The great need combined with a shortage of mental healthcare professionals in Wisconsin prompted UWO’s College of Nursing to launch a bachelor of science in nursing to doctor of nursing practice (BSN-DNP) psychiatric mental health nurse practitioner (PMHNP) emphasis
this fall.

In addition, a new post-graduate PMHNP certificate was created for current family nurse practitioners like Forslin.

“The number of PMHNP programs throughout the state is limited, with most centered around the Madison and Milwaukee areas, leaving northern Wisconsin lacking in educational options for psychiatric health providers. UWO is well-positioned to help fill the need throughout the Fox Valley, northern Wisconsin and Upper Michigan,” said Bonnie Nickasch, who directs the new programs.

Nickasch herself is a dual certified family and psychiatric mental health nurse practitioner with extensive experience working with patients who struggle with substance abuse.
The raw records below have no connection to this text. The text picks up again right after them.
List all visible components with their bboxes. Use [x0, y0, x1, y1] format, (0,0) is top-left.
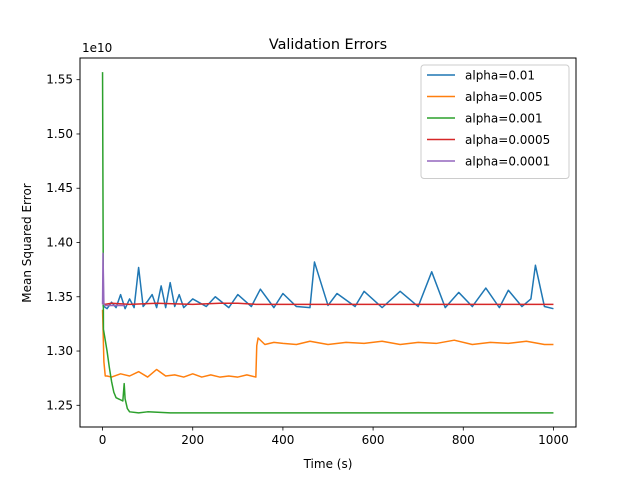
legend-entry-0: alpha=0.01: [465, 69, 535, 83]
y-tick-label: 1.25: [46, 398, 73, 412]
y-tick-label: 1.40: [46, 236, 73, 250]
x-tick-label: 400: [271, 433, 294, 447]
x-axis: 0 200 400 600 800 1000: [99, 427, 569, 447]
series-line-2: [101, 72, 554, 414]
x-tick-label: 800: [452, 433, 475, 447]
series-lines: [101, 72, 554, 414]
y-axis-offset-label: 1e10: [82, 41, 112, 55]
series-line-3: [102, 302, 554, 306]
x-tick-label: 200: [181, 433, 204, 447]
y-tick-label: 1.50: [46, 127, 73, 141]
y-axis-label: Mean Squared Error: [20, 183, 34, 303]
x-tick-label: 0: [99, 433, 107, 447]
chart-title: Validation Errors: [269, 37, 387, 53]
legend-entry-2: alpha=0.001: [465, 112, 543, 126]
legend-box: [420, 64, 570, 179]
x-axis-label: Time (s): [303, 457, 353, 471]
legend-entry-3: alpha=0.0005: [465, 133, 550, 147]
legend: alpha=0.01 alpha=0.005 alpha=0.001 alpha=0.…: [420, 64, 570, 179]
y-tick-label: 1.55: [46, 73, 73, 87]
y-tick-label: 1.45: [46, 181, 73, 195]
legend-entry-4: alpha=0.0001: [465, 155, 550, 169]
series-line-4: [101, 252, 126, 307]
x-tick-label: 600: [362, 433, 385, 447]
legend-entry-1: alpha=0.005: [465, 90, 543, 104]
series-line-1: [101, 309, 554, 378]
y-tick-label: 1.30: [46, 344, 73, 358]
y-tick-label: 1.35: [46, 290, 73, 304]
x-tick-label: 1000: [538, 433, 569, 447]
y-axis: 1.25 1.30 1.35 1.40 1.45 1.50 1.55: [46, 73, 80, 412]
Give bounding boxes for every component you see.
Shelley Strojny, a senior lecturer with the program, is a certified psychiatric mental health nurse practitioner who specializes in caring for children and adolescents.

UWO’s knowledgeable and caring nursing faculty create lasting connections with their students, forming a vast network across the state.

“I have chosen UWO because over the last seven years it has become my academic home,” Forslin said. “My journey through the DNP program helped me to form many connections with fellow students. For the last 1½ years I also have taught part time in the College of Nursing. At UWO the hearts and brains of nurses are strong—and we only become stronger by working together to continue to learn ourselves and to teach the next generation of nurses.”